Recent quarterly data has shown that GDP is rising much faster than gross value-added -- indirect taxes net of subsidies is the difference between the two -- and this unusually wide gap may normalise.
Strong business survey data for January and February represents an upside risk to these estimates, it said.
"We expect the Indian economy to continue its strong expansion, with real GDP forecast to increase 7 per cent in FY25, a 0.5 percentage point upward revision from our December forecasts," Fitch Ratings said.
"Domestic demand, especially investment, will be the main driver of growth, amid sustained levels of business and consumer confidence."
Its forecasts imply that growth in the short term will outpace the economy's estimated potential, and that the pace of growth of activity will then moderate towards trend in FY25, with real GDP rising 6.5 per cent.
It said consumer price inflation picked up in the last months of 2023, driven by food prices. CPI inflation reached 5.7 per cent year-on-year in December, before falling to 5.1 per cent in February.
Core inflation measures are steadily declining, underlining that developments in food prices (which account for around half of India's consumer price index) will be key to inflation developments and the pace at which inflation will approach the Reserve Bank of India's (RBI) 4 per cent mid-point of its 2 per cent-6 per cent target band.

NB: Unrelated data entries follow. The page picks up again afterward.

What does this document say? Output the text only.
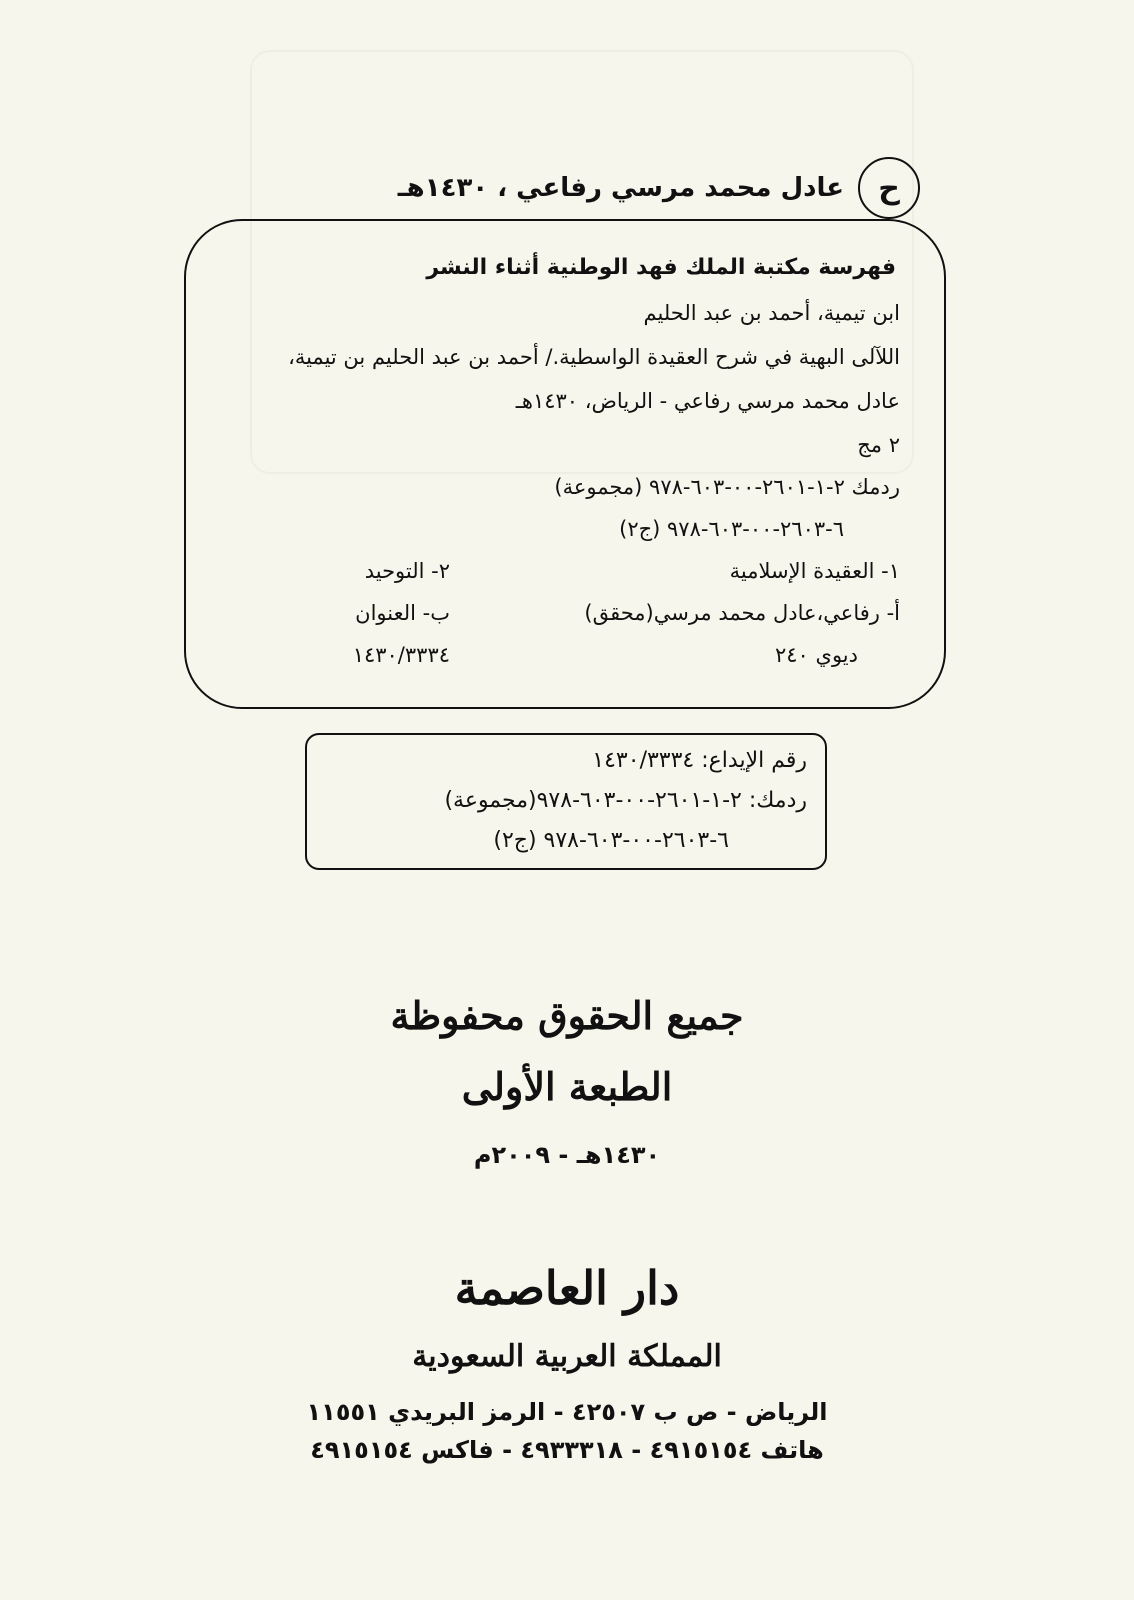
ح
عادل محمد مرسي رفاعي ، ١٤٣٠هـ
فهرسة مكتبة الملك فهد الوطنية أثناء النشر
ابن تيمية، أحمد بن عبد الحليم
اللآلى البهية في شرح العقيدة الواسطية./ أحمد بن عبد الحليم بن تيمية،
عادل محمد مرسي رفاعي - الرياض، ١٤٣٠هـ
٢ مج
ردمك ٢-١-٢٦٠١-٠٠-٦٠٣-٩٧٨ (مجموعة)
٦-٢٦٠٣-٠٠-٦٠٣-٩٧٨ (ج٢)
١- العقيدة الإسلامية
٢- التوحيد
أ- رفاعي،عادل محمد مرسي(محقق)
ب- العنوان
ديوي ٢٤٠
١٤٣٠/٣٣٣٤
رقم الإيداع: ١٤٣٠/٣٣٣٤
ردمك: ٢-١-٢٦٠١-٠٠-٦٠٣-٩٧٨(مجموعة)
٦-٢٦٠٣-٠٠-٦٠٣-٩٧٨ (ج٢)
جميع الحقوق محفوظة
الطبعة الأولى
١٤٣٠هـ - ٢٠٠٩م
دار العاصمة
المملكة العربية السعودية
الرياض - ص ب ٤٢٥٠٧ - الرمز البريدي ١١٥٥١
هاتف ٤٩١٥١٥٤ - ٤٩٣٣٣١٨ - فاكس ٤٩١٥١٥٤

"We expect headline inflation to steadily decrease to 4 per cent by calendar year-end on the assumption that recent food price volatility will subside," it said.
The RBI has kept its key policy rate at 6.5 per cent, and in its communication has focused on confirming its hawkish policy stance of 'withdrawal of monetary accommodation' and the need to bring inflation down towards target.
"We now think that the RBI will cut rates only in the second half of 2024, by 50 basis points (revised from 75 basis points in December) in view of the stronger growth outlook," it added.